Students in my online classes used ning to submit their bi-weekly writing assignments as blogs. Everyone could read and comment on their classmates' blogs. I would offer suggestions on how they could improve their writing (under the blog for all to see) and they could go in and edit and improve. Students could easily use ning to submit drafts. By the end of the semester, they each had their own page with an e-portfolio of their best writing which informed all of their tests, their speaking assessments and their final written and oral exams. Students could add photos, videos and music from the Spanish speaking world so the site served another fun purpose and their blogs came to life. This semester I'm using ning because at the end of the semester the students in one of my classes are supposed to submit a scrapbook with pictures documenting their experiences with Spanish life and culture. Most of the students have cameras, but were worried about printing, developing, etc... The solution: NING! They are uploading pictures and blogging about their experiences on a weekly basis. Since each student has their own page, their e-scrapbook is taking shape, they are commenting on other students' pages and sharing photos and video of each other. One of the students had set up a Facebook page for our study abroad program, but some of the students expressed frustration that because it was on facebook, it wasn't only for our program and it got lost in the mix of updates from friends and family.
I use Elluminate for office hours, ice-breaker activities, student conversation meet-ups, to meet up with students to explain difficult concepts (recorded and archived for those who miss it live) and for oral exams (they have to have a camera to show me their id). Elluminate has made it possible for students across the US and as far as Japan to take Spanish online and still feel connected to me and their classmates.
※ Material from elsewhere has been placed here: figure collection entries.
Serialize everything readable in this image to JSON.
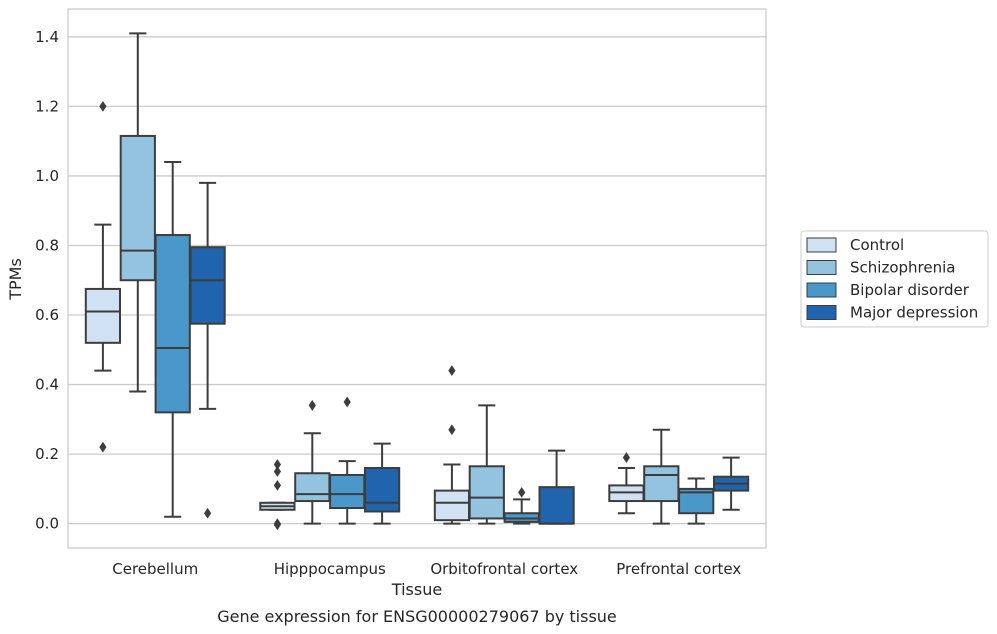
{
  "caption": "Gene expression for ENSG00000279067 by tissue",
  "chart_data": {
    "type": "box",
    "xlabel": "Tissue",
    "ylabel": "TPMs",
    "ylim": [
      -0.07,
      1.48
    ],
    "yticks": [
      0.0,
      0.2,
      0.4,
      0.6,
      0.8,
      1.0,
      1.2,
      1.4
    ],
    "ytick_labels": [
      "0.0",
      "0.2",
      "0.4",
      "0.6",
      "0.8",
      "1.0",
      "1.2",
      "1.4"
    ],
    "grid": "horizontal",
    "legend_position": "right",
    "categories": [
      "Cerebellum",
      "Hipppocampus",
      "Orbitofrontal cortex",
      "Prefrontal cortex"
    ],
    "series": [
      {
        "name": "Control",
        "color": "#cfe1f2",
        "boxes": [
          {
            "q1": 0.52,
            "median": 0.61,
            "q3": 0.675,
            "whislo": 0.44,
            "whishi": 0.86,
            "fliers": [
              1.2,
              0.22
            ]
          },
          {
            "q1": 0.04,
            "median": 0.05,
            "q3": 0.06,
            "whislo": 0.04,
            "whishi": 0.06,
            "fliers": [
              0.17,
              0.15,
              0.11,
              0.0,
              -0.003
            ]
          },
          {
            "q1": 0.01,
            "median": 0.06,
            "q3": 0.095,
            "whislo": 0.0,
            "whishi": 0.17,
            "fliers": [
              0.44,
              0.27
            ]
          },
          {
            "q1": 0.065,
            "median": 0.09,
            "q3": 0.11,
            "whislo": 0.03,
            "whishi": 0.16,
            "fliers": [
              0.19
            ]
          }
        ]
      },
      {
        "name": "Schizophrenia",
        "color": "#93c3df",
        "boxes": [
          {
            "q1": 0.7,
            "median": 0.785,
            "q3": 1.115,
            "whislo": 0.38,
            "whishi": 1.41,
            "fliers": []
          },
          {
            "q1": 0.065,
            "median": 0.085,
            "q3": 0.145,
            "whislo": 0.0,
            "whishi": 0.26,
            "fliers": [
              0.34
            ]
          },
          {
            "q1": 0.015,
            "median": 0.075,
            "q3": 0.165,
            "whislo": 0.0,
            "whishi": 0.34,
            "fliers": []
          },
          {
            "q1": 0.065,
            "median": 0.14,
            "q3": 0.165,
            "whislo": 0.0,
            "whishi": 0.27,
            "fliers": []
          }
        ]
      },
      {
        "name": "Bipolar disorder",
        "color": "#4a98c9",
        "boxes": [
          {
            "q1": 0.32,
            "median": 0.505,
            "q3": 0.83,
            "whislo": 0.02,
            "whishi": 1.04,
            "fliers": []
          },
          {
            "q1": 0.045,
            "median": 0.085,
            "q3": 0.14,
            "whislo": 0.0,
            "whishi": 0.18,
            "fliers": [
              0.35
            ]
          },
          {
            "q1": 0.005,
            "median": 0.015,
            "q3": 0.03,
            "whislo": 0.0,
            "whishi": 0.07,
            "fliers": [
              0.09
            ]
          },
          {
            "q1": 0.03,
            "median": 0.09,
            "q3": 0.1,
            "whislo": 0.0,
            "whishi": 0.13,
            "fliers": []
          }
        ]
      },
      {
        "name": "Major depression",
        "color": "#2064ae",
        "boxes": [
          {
            "q1": 0.575,
            "median": 0.7,
            "q3": 0.795,
            "whislo": 0.33,
            "whishi": 0.98,
            "fliers": [
              0.03
            ]
          },
          {
            "q1": 0.035,
            "median": 0.06,
            "q3": 0.16,
            "whislo": 0.0,
            "whishi": 0.23,
            "fliers": []
          },
          {
            "q1": 0.0,
            "median": 0.0,
            "q3": 0.105,
            "whislo": 0.0,
            "whishi": 0.21,
            "fliers": []
          },
          {
            "q1": 0.095,
            "median": 0.115,
            "q3": 0.135,
            "whislo": 0.04,
            "whishi": 0.19,
            "fliers": []
          }
        ]
      }
    ]
  }
}
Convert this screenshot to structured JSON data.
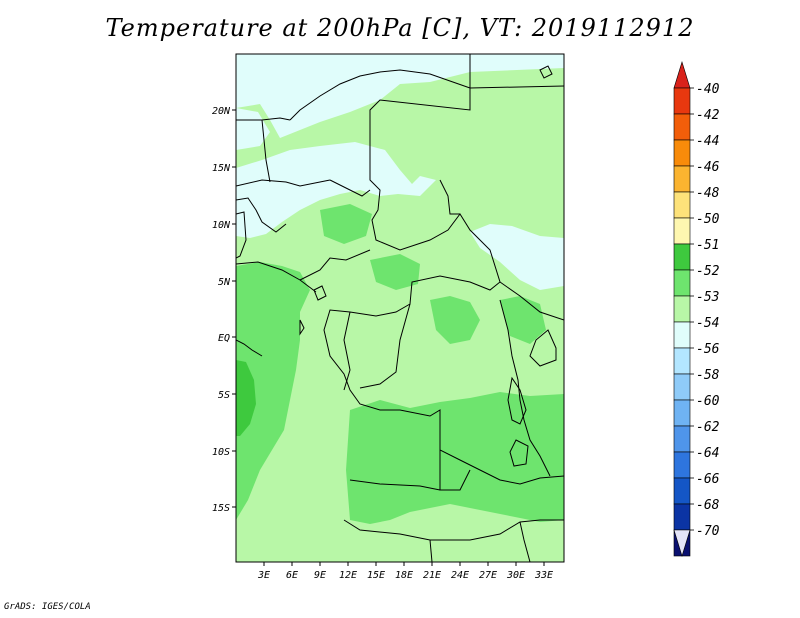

Blogger: I set up a blog on blogger for Mateo, my 10 year old, to document his experiences here in Spain because he is supposed to be journaling twice a week for his school in the states. His teacher can grade it and send comments via email while his classmates can keep up with his life. We also skype with his class once a week to share maps, pictures of Spain and experiences (Skype has desktop sharing capability). I too have a blog, but personally prefer to contribute to a community blog like this one. On my own, it feels a bit lonely and I wonder if anyone is reading it or cares. I don't feel that common purpose like I do here, but that's probably just my own idiosyncrasy.
I also have a twitter account, but I forget to go to it and see what's going on. When I do, I get information overload. I think I made good choices about whom to follow, so the posts are very interesting, but I feel overwhelmed trying to keep up. I considered using it for my Spanish classes to post reminders or a weekly question in Spanish, but decided against it since it is something that students would likely be using on their mobile devices and therefore, would not have easy access to accents and tildes.